I would highly recommend watching this DVD in a darken room. Much of the movie is shot in low level light or dark areas. The anamorphically enhanced 2:35:1 picture exhibits fine detail throughout, and decent shadow detail. The picture does get a little soft in portions, and some pixelation can be detected, but overall picture detail is finely rendered. Colors are very rich with no chroma noise to be found. Black levels go forever, and the picture is very punchy. The average bit rate hovers around 5mbps, with occasional jumps to 7.5-8mbps

The Sound:

The Dolby Digital 448kbps 5.1 soundtrack is first rate. It is hard hitting in the bass, and every channel is used to its fullest. The LFE channel is used from the time the movie starts, till it stops. There is deep bass in all channels (though down in level in the surrounds), and the mix is spatially engaging.
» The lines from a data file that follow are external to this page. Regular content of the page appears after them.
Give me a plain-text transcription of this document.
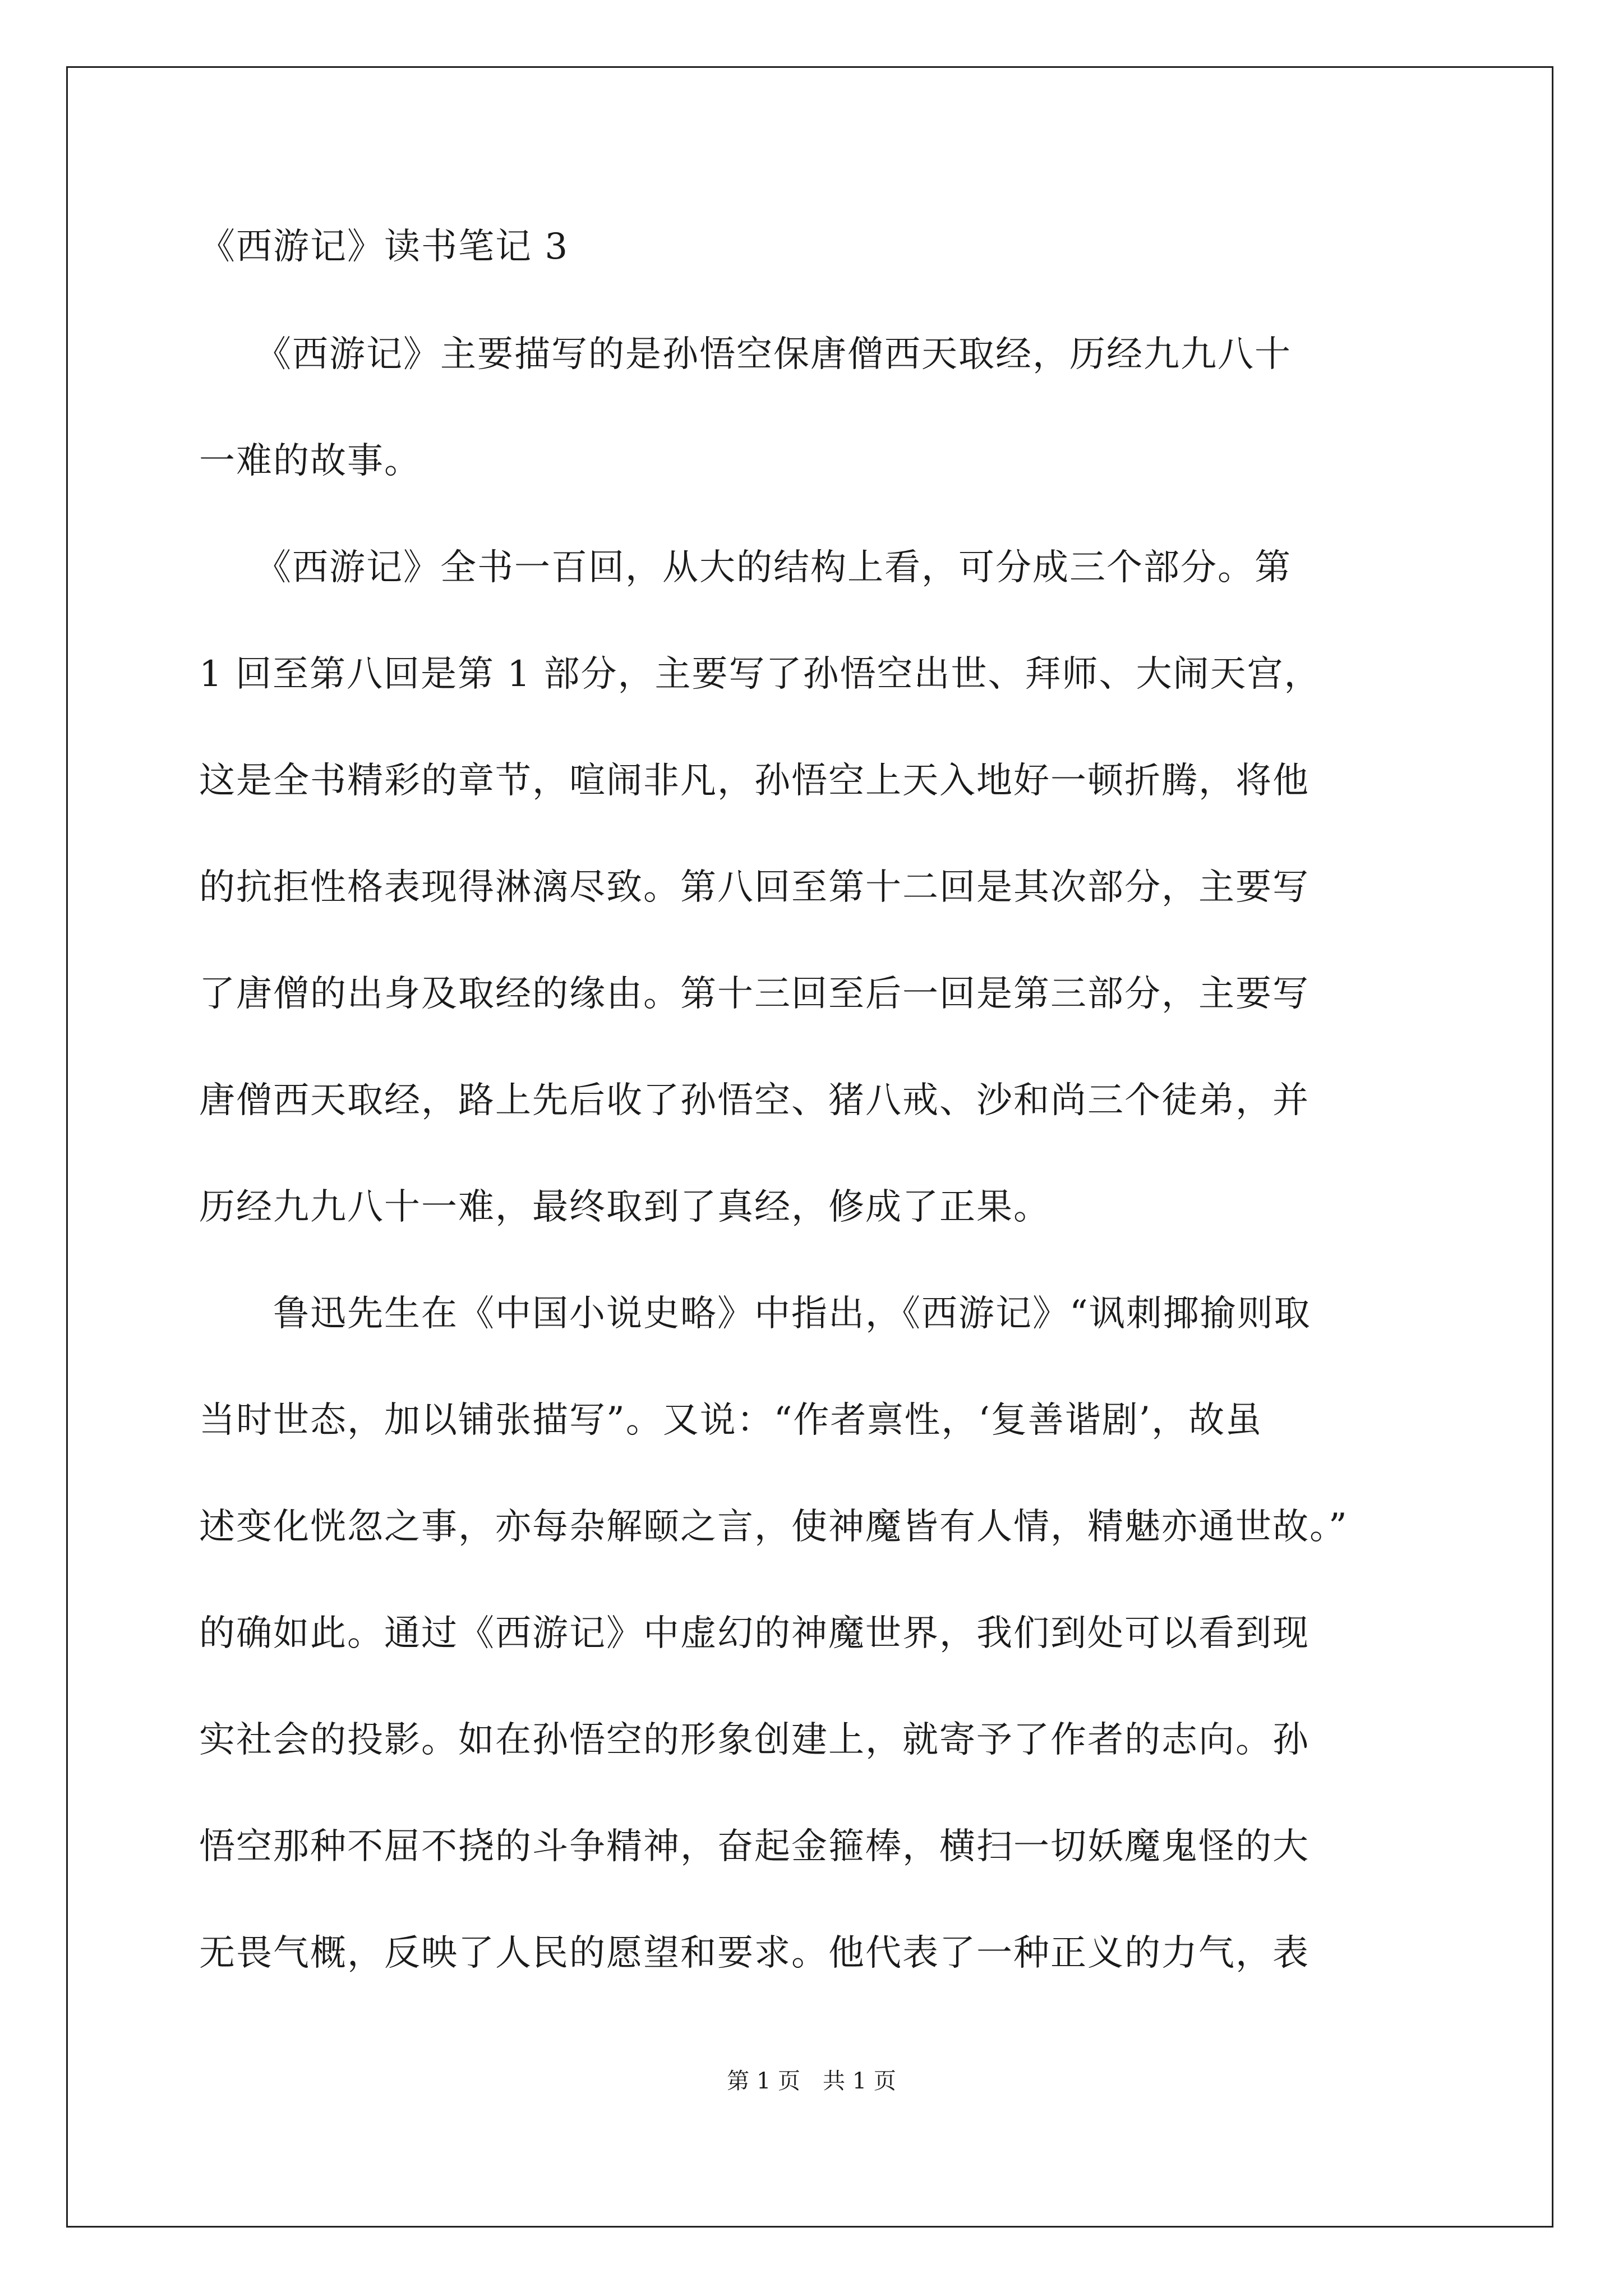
《西游记》读书笔记 3
　　《西游记》主要描写的是孙悟空保唐僧西天取经，历经九九八十
一难的故事。
　　《西游记》全书一百回，从大的结构上看，可分成三个部分。第
1 回至第八回是第 1 部分，主要写了孙悟空出世、拜师、大闹天宫，
这是全书精彩的章节，喧闹非凡，孙悟空上天入地好一顿折腾，将他
的抗拒性格表现得淋漓尽致。第八回至第十二回是其次部分，主要写
了唐僧的出身及取经的缘由。第十三回至后一回是第三部分，主要写
唐僧西天取经，路上先后收了孙悟空、猪八戒、沙和尚三个徒弟，并
历经九九八十一难，最终取到了真经，修成了正果。
　　鲁迅先生在《中国小说史略》中指出，《西游记》“讽刺揶揄则取
当时世态，加以铺张描写”。又说：“作者禀性，‘复善谐剧’，故虽
述变化恍忽之事，亦每杂解颐之言，使神魔皆有人情，精魅亦通世故。”
的确如此。通过《西游记》中虚幻的神魔世界，我们到处可以看到现
实社会的投影。如在孙悟空的形象创建上，就寄予了作者的志向。孙
悟空那种不屈不挠的斗争精神，奋起金箍棒，横扫一切妖魔鬼怪的大
无畏气概，反映了人民的愿望和要求。他代表了一种正义的力气，表
第 1 页　共 1 页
While the soundtrack has excellent imaging across the fronts, there is little or no side imaging, or imaging across the rear hemisphere.

Extras:

Special features include an Basic Training featurette, a six-minute Rock Formation make-up highlight, a look at Stan Winston's Master Monster Makers, a six-minute breakdown of—quite possibly the coolest sequence in the movie—the First Person Shooter Sequence, a 15-minute look at the beginning of the DOOM Nation in the 1990s, and seven-minute Game On.

This offering from Universal Pictures is technically pretty good; however it does not have the keep you guessing suspenseful moments that movies like Aliens have.